1. Arariboia fundou Niterói?

No meu artigo de 8 de julho (1º artigo da série) afirmei que não. No dia 15 do mesmo mês o Sr. Inaldo concordou comigo.

2. Niterói foi fundada a 22 de novembro?

A 8 de julho sustentei que não. Uma semana depois o Professor Inaldo também concordava nesse ponto.

3. Arariboia foi o primeiro Sesmeiro?

No meu artigo de 8 de julho mostrei que não. O Professor Inaldo, no dia 15, continuou concordando.

4. Que quarto-centenário, então, estamos comemorando?

Ora, se Arariboia não fundou Niterói; se a fundação não se deu a 22 de novembro de 1573; que Quarto Centenário é esse que estamos comemorando? Aqui, surpreendentemente, o Professor Inaldo discordou e colocou no seu artigo de 15 de julho um título assim: "Niterói quatrocentão mesmo". Fundamentou-o com este argumento solidamente histórico: "Logo neste século de tantos quartos centenários brasileiros, os da banda d'além, cansados de dizer que vão à cidade, referindo-se ao Rio, têm direito ao seu quarto centenário, porque a ocupação da banda d'além também começou no quinhentos." Durma-se com um barulho desses.

5. Por que o 22 de Novembro não tem significado histórico?

No meu artigo do dia 8 de julho afirmei que nessa data em 1573, apenas se deu a posse de Arariboia, decorrente de uma concessão como outra qualquer. No dia 15 o Sr. Inaldo diria que a concessão não foi como outra qualquer, porque a nossa teve características de solenidade. No dia 22 de julho, mostrei-lhe que posse era uma coisa e concessão era outra completamente diferente. No domingo passado, ele me vem acusar de distorção de sentido. Também afirmei que o Auto de Posse apresenta duas datas: 22 de novembro, na abertura, e 22 de outubro no fechamento. Perguntei-lhe qual das duas ficava valendo, mas ele não me respondeu. Está procurando a resposta no 5º volume da "Monumenta Brasiliae" do Padre Serafim.

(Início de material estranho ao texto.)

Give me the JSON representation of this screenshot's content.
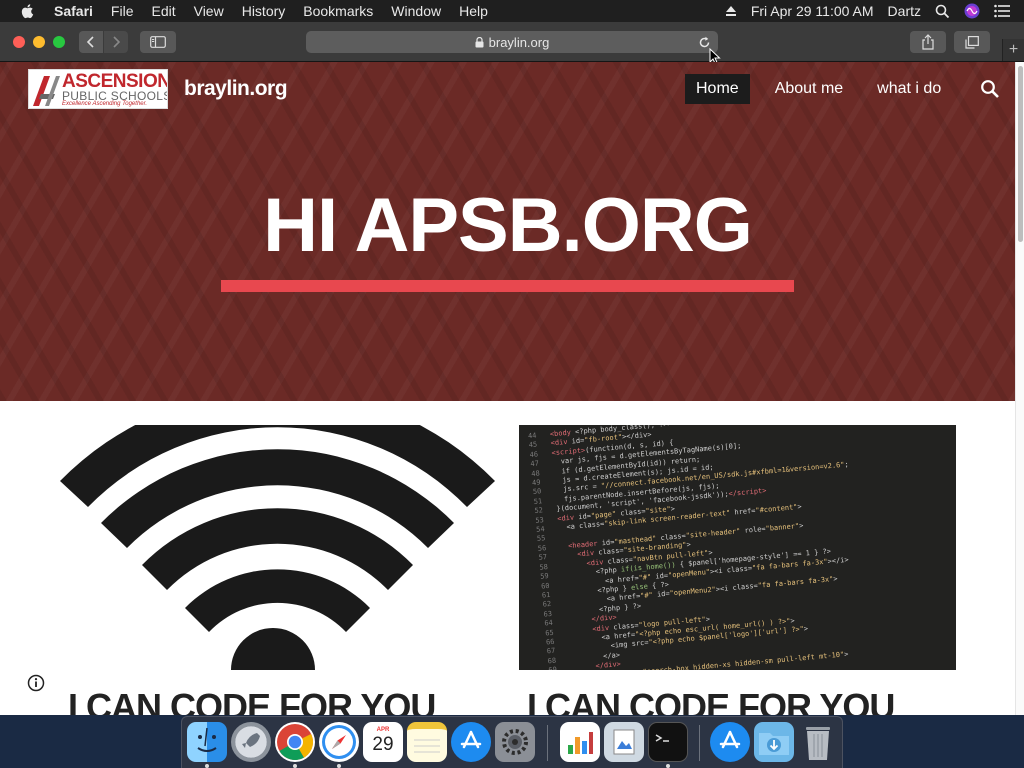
{
  "menubar": {
    "app_name": "Safari",
    "menus": [
      "File",
      "Edit",
      "View",
      "History",
      "Bookmarks",
      "Window",
      "Help"
    ],
    "datetime": "Fri Apr 29  11:00 AM",
    "user": "Dartz"
  },
  "browser": {
    "url": "braylin.org"
  },
  "site": {
    "logo_name": "ASCENSION",
    "logo_sub": "PUBLIC SCHOOLS",
    "logo_tagline": "Excellence Ascending Together.",
    "title": "braylin.org",
    "nav": [
      "Home",
      "About me",
      "what i do"
    ],
    "hero_title": "HI APSB.ORG",
    "posts": [
      {
        "title": "I CAN CODE FOR YOU"
      },
      {
        "title": "I CAN CODE FOR YOU"
      }
    ]
  },
  "dock": {
    "apps": [
      "Finder",
      "Launchpad",
      "Chrome",
      "Safari",
      "Calendar",
      "Notes",
      "App Store",
      "System Preferences",
      "Numbers",
      "Preview",
      "Terminal",
      "App Store",
      "Downloads",
      "Trash"
    ],
    "calendar_month": "APR",
    "calendar_day": "29"
  },
  "colors": {
    "hero_bg": "#6b2a26",
    "hero_rule": "#e8484f",
    "nav_active_bg": "#1c1c1c"
  }
}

6. Em 1573, a Aldeia de São Lourenço continuava no Rio

mapa de Jacques de Vau de Claye, intitulado "Le Vrai Pourttraict de Genèvre et du Cap de Frie"
Afirmei isso, no meu artigo de 8 de julho, baseando-me em vários documentos. Um deles era o mapa de Luís Teixeira, posterior ao ano de 1573, onde se vê a Aldeia no seu primitivo lugar, entre os rios Comprido e Maracanã. Os melhores estudiosos da cartografia portuguesa já elogiaram esse mapa, que é reproduzido em qualquer obra séria sobre o tema. Nenhum lhes fixou a data certa, mas, sabendo-se que foi feito durante o governo de Luís de Brito e Almeida, obviamente foi pesquisado entre os anos de 1573 e 1578, período em que Luís de Brito governou.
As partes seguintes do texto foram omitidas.